Critics have lauded Wolf Alice’s new album Blue Weekend, the follow-up to their 2018 Mercury Prize-winning album, as their finest work to date.
The London indie band performed tracks from latest offering Blue Weekend to an audience of only cows at Glastonbury last month, and again for viewers at home for Radio 1’s virtual Big Weekend.
Reviewers have predicted their “masterpiece” release could be “huge”.
The Guardian gave the “polished” album five stars.
Its writer Alexis Petridis wrote: “On their third and best album, the London four-piece embrace a more polished, widescreen sound that serves their sharp writing on late-20s anxieties.”
He said the record – which features tracks like The Last Man On Earth, Smile, No Hard Feelings, How Can I Make It OK? – represented the exceptional fulfilment of the band’s ambitions.
“The move for something bigger can be the moment when artists falter, where a glaring discrepancy between ambition and ability is revealed, or a desire to perform on a bigger stage swamps the essence of what made people like you in the first place,” wrote Petridis.
“But, as it turns out, boldness suits Wolf Alice better than you might expect.

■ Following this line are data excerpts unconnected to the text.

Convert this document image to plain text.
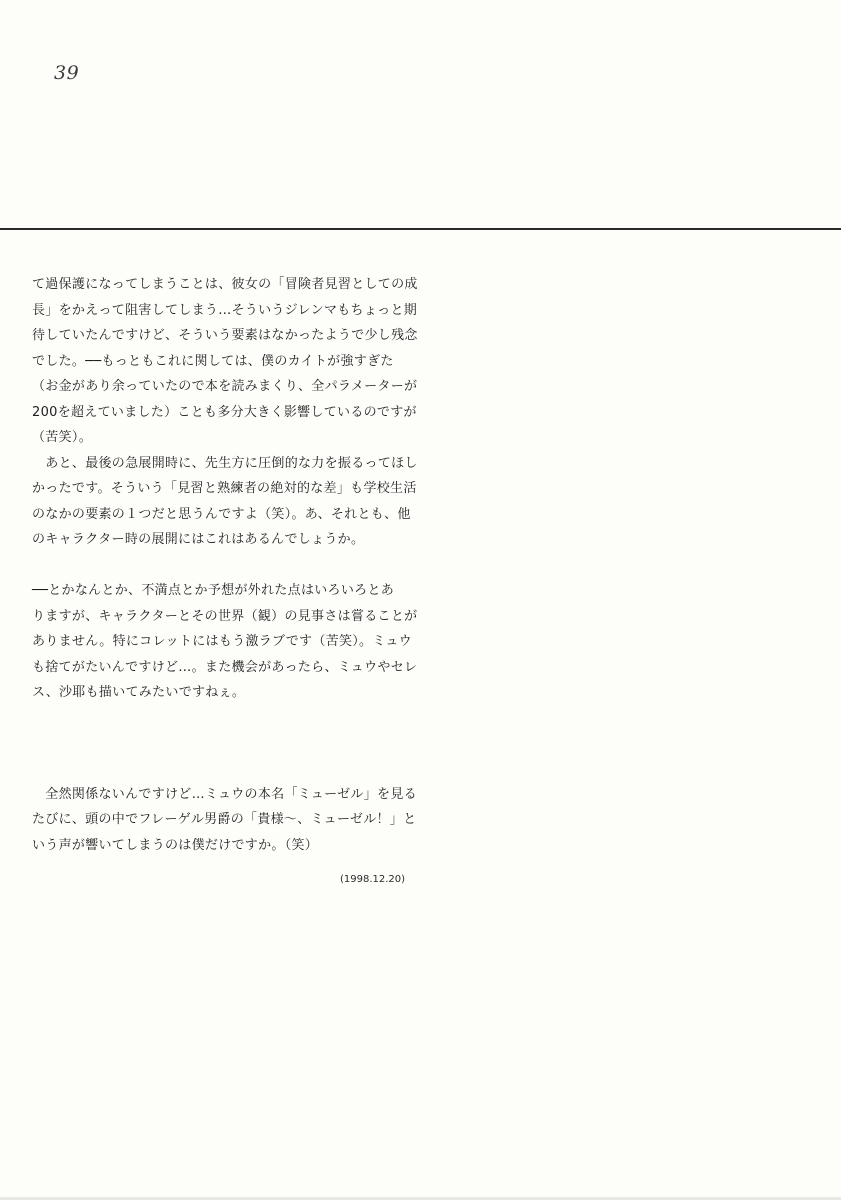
39
て過保護になってしまうことは、彼女の「冒険者見習としての成
長」をかえって阻害してしまう…そういうジレンマもちょっと期
待していたんですけど、そういう要素はなかったようで少し残念
でした。──もっともこれに関しては、僕のカイトが強すぎた
（お金があり余っていたので本を読みまくり、全パラメーターが
200を超えていました）ことも多分大きく影響しているのですが
（苦笑）。
　あと、最後の急展開時に、先生方に圧倒的な力を振るってほし
かったです。そういう「見習と熟練者の絶対的な差」も学校生活
のなかの要素の１つだと思うんですよ（笑）。あ、それとも、他
のキャラクター時の展開にはこれはあるんでしょうか。
──とかなんとか、不満点とか予想が外れた点はいろいろとあ
りますが、キャラクターとその世界（観）の見事さは嘗ることが
ありません。特にコレットにはもう激ラブです（苦笑）。ミュウ
も捨てがたいんですけど…。また機会があったら、ミュウやセレ
ス、沙耶も描いてみたいですねぇ。
　全然関係ないんですけど…ミュウの本名「ミューゼル」を見る
たびに、頭の中でフレーゲル男爵の「貴様〜、ミューゼル！」と
いう声が響いてしまうのは僕だけですか。（笑）
(1998.12.20)
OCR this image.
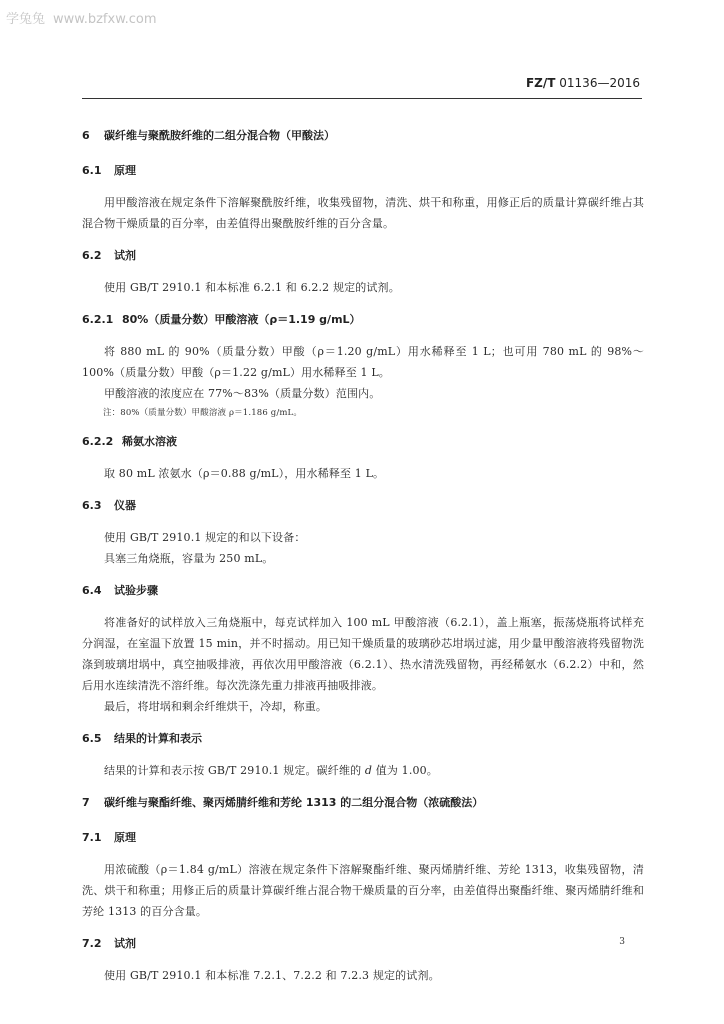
学兔兔 www.bzfxw.com
FZ/T 01136—2016
6 碳纤维与聚酰胺纤维的二组分混合物（甲酸法）
6.1 原理

用甲酸溶液在规定条件下溶解聚酰胺纤维，收集残留物，清洗、烘干和称重，用修正后的质量计算碳纤维占其混合物干燥质量的百分率，由差值得出聚酰胺纤维的百分含量。

6.2 试剂

使用 GB/T 2910.1 和本标准 6.2.1 和 6.2.2 规定的试剂。

6.2.1 80%（质量分数）甲酸溶液（ρ＝1.19 g/mL）

将 880 mL 的 90%（质量分数）甲酸（ρ＝1.20 g/mL）用水稀释至 1 L；也可用 780 mL 的 98%～100%（质量分数）甲酸（ρ＝1.22 g/mL）用水稀释至 1 L。

甲酸溶液的浓度应在 77%～83%（质量分数）范围内。

注：80%（质量分数）甲酸溶液 ρ＝1.186 g/mL。

6.2.2 稀氨水溶液

取 80 mL 浓氨水（ρ＝0.88 g/mL），用水稀释至 1 L。

6.3 仪器

使用 GB/T 2910.1 规定的和以下设备：

具塞三角烧瓶，容量为 250 mL。

6.4 试验步骤

将准备好的试样放入三角烧瓶中，每克试样加入 100 mL 甲酸溶液（6.2.1），盖上瓶塞，振荡烧瓶将试样充分润湿，在室温下放置 15 min，并不时摇动。用已知干燥质量的玻璃砂芯坩埚过滤，用少量甲酸溶液将残留物洗涤到玻璃坩埚中，真空抽吸排液，再依次用甲酸溶液（6.2.1）、热水清洗残留物，再经稀氨水（6.2.2）中和，然后用水连续清洗不溶纤维。每次洗涤先重力排液再抽吸排液。

最后，将坩埚和剩余纤维烘干，冷却，称重。

6.5 结果的计算和表示

结果的计算和表示按 GB/T 2910.1 规定。碳纤维的 d 值为 1.00。

7 碳纤维与聚酯纤维、聚丙烯腈纤维和芳纶 1313 的二组分混合物（浓硫酸法）
7.1 原理

用浓硫酸（ρ＝1.84 g/mL）溶液在规定条件下溶解聚酯纤维、聚丙烯腈纤维、芳纶 1313，收集残留物，清洗、烘干和称重；用修正后的质量计算碳纤维占混合物干燥质量的百分率，由差值得出聚酯纤维、聚丙烯腈纤维和芳纶 1313 的百分含量。

7.2 试剂

使用 GB/T 2910.1 和本标准 7.2.1、7.2.2 和 7.2.3 规定的试剂。

3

Listening to Blue Weekend, you’re struck by an appealing sense of everything clicking into place.”
“Without wishing to heap on unreasonable expectations, it has the distinct tang of an album that could be huge,” he concluded.
The Independent offered another glowing five-star review. “The careening thrills of their teenage and early 20s tunes have been replaced by more assured – but still intensely emotional – of singer-songwriter Ellie Rowsell’s structures,” wrote Helen Brown.
“If you imagine their old songs as rally cars, the new ones are still driven as wildly, but with steelier focus and in-built roll cages.
“As with Visions, this third album sees the band hopping between styles – folk, garage rock and shoegaze – only now they’re steering deeper into the corners and controlling the skids.”
The Times was also impressed with the band’s transcendent mix of folk, grunge, country and “bucketfuls of talent”, awarding four stars.
Journalist Will Hodgkinson agreed this could be the moment the band move from being indie heroes to modern greats.
“The album showcases the increasing sophistication of Rowsell’s writing and the complexity of the band’s sound,” he wrote.